Where have we stumbled in the past, why, and what does the future hold for neurodiverse app development? Walk through a shopping process with a smartphone user who has dementia. Enjoy social media from the perspective of someone with autism. What is it like to check headlines with a traumatic brain injury? And how can each experience be improved with just a few simple steps during the development and testing process?

An EASY button—the Ultimate Accessibility Tool by Cliff Tyllick

You know accessibility. You might even be here to present a session on your strongest topic. Back at the job, you’re the local expert.

And you know what you really wish? When someone asks you the easy questions, you could find the specific answer quickly and send them right to it. And ultimately, they would find that finding the known answers is so easy that they quit bugging you until the question they have is really hard. And you wouldn’t mind that, because finally you would have more time to focus on the hard problems—and, besides, you could just as quickly find out if someone else already has that hard problem solved.

Think about it: We have standards that are broad enough to cover all the legal technicalities. We have guidelines that are flexible enough to accommodate new technologies. We keep developing better training and tutorials to teach accessibility to people who want to learn. We have checklists that help people reviewing quality tell what conforms and what doesn’t.

But we need something for us, too. An EASY button for accessibility professionals. If we built it, what should it look like? What should it do? Cliff has an idea—and we’re closer to having it than you might expect.

Automated ICT Text Simplification for People with Cognitive Disabilities by John Rochford, Dr. Ping Chen, and Tong Wang

To make ICT accessible for people with cognitive disabilities (PwCD), focusing on design is not enough. Content has to be simple enough for PwCD to understand.

Most ICT content is textual. Creating an automated method of simplifying textual content would significantly help PwCD, people who are functionally illiterate, and non-native language speakers. This talk is about a project to do just that with IBM’s Supercomputer, Watson.

Usher Syndrome and the Accessibility Needs of the Deafblind by Molly Watt

September 19 is the first official Usher Syndrome Awareness Day. Molly was born deaf, was diagnosed with Usher Syndrome at age 12, and has been legally blind since she was 14. She will talk about how she uses technology to make her world accessible.

Accessibility and the Language of Love by Dale Cruse

The Vice President of Beverage Operations for the Legal Seafoods restaurants, Sandy Block, is one of only 36 people in America with the title of “Master of Wine.” When it comes to wine, he knows what he is talking about! Sandy trains his restaurant staff how to communicate with customers using his “Language of Love.”

For example:

  • White wine like New Zealand Sauvignon Blanc as “acidic”, he describes it as “bright”,
  • Rose wine from Provence as “mild”, he describes it as “refreshing”,
  • Red wine like Rhone Valley Syrah as “barnyardy”, he describes it as “earthy”.

See what he did there?
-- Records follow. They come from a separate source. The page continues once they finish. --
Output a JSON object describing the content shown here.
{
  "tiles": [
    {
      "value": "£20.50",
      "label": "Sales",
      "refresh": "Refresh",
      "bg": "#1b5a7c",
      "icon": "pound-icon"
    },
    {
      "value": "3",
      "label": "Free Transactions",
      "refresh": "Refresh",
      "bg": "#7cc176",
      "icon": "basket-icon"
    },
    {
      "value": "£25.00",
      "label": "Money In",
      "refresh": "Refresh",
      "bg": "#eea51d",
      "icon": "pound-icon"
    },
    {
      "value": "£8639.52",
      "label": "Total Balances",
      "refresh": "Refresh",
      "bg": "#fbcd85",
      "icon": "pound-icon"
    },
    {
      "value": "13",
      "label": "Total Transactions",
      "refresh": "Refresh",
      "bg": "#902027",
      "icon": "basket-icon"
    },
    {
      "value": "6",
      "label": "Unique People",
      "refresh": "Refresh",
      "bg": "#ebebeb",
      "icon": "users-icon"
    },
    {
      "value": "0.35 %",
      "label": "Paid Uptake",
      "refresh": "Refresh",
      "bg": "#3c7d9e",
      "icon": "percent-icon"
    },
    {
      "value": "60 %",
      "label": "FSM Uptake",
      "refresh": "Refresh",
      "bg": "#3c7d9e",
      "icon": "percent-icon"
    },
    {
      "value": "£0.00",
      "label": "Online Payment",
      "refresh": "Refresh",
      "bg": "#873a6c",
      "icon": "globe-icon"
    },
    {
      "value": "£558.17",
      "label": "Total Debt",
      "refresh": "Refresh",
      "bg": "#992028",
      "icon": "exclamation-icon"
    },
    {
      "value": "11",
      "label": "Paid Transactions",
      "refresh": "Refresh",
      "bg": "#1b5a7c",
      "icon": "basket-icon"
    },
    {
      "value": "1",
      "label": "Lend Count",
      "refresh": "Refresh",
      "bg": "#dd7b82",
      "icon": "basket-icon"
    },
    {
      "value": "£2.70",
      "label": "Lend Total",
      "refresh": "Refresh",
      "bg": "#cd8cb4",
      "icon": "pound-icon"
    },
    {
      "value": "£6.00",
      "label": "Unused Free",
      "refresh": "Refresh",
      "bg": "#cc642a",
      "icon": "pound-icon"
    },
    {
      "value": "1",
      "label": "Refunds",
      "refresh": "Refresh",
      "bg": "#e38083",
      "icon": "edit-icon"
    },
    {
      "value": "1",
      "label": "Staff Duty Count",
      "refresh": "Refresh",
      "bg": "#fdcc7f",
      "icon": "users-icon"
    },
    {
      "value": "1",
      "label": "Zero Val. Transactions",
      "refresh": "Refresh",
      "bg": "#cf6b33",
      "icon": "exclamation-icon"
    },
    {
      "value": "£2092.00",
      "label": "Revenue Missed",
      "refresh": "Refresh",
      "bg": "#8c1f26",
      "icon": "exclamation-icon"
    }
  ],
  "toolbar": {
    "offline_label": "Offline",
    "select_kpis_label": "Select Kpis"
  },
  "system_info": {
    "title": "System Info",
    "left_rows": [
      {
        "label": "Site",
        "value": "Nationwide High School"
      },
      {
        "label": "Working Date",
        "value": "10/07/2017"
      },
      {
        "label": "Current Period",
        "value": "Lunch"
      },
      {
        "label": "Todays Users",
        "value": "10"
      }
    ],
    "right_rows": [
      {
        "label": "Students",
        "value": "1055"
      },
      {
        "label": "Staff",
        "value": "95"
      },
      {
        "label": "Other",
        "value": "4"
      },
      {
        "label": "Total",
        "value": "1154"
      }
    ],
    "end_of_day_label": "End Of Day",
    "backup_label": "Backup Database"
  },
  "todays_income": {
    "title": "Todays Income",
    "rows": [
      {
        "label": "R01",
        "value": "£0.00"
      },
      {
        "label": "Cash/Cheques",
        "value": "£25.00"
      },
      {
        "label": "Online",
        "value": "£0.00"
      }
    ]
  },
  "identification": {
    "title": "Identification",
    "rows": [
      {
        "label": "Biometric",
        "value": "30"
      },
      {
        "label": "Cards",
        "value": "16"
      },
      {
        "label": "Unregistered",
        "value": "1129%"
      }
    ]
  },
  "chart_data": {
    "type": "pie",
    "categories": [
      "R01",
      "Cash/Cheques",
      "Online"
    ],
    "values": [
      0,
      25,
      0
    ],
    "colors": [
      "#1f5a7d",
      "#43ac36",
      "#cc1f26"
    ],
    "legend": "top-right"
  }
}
He never lied. He just used different and positive words to describe wines that his customers would more readily understand.

When talking about what we do, we, as the accessibility community, should adopt a “The Language of Love.” In this session, I will discuss how and when we can adopt this language in our everyday workflow for positive change.

Automated Testing with aXe by Dylan Barrell

4 operating systems, 4 browsers, and 5 screen readers; keyboard, mouse, touch, and voice recognition! A lot of manual testing! How do you get your arms around the accessibility testing needs in a way that doesn’t break the bank or clog your development pipeline?

Dylan Barrell will present a methodology for holistic accessibility testing and show how custom and generic automation can be used to leverage the manual testing effort.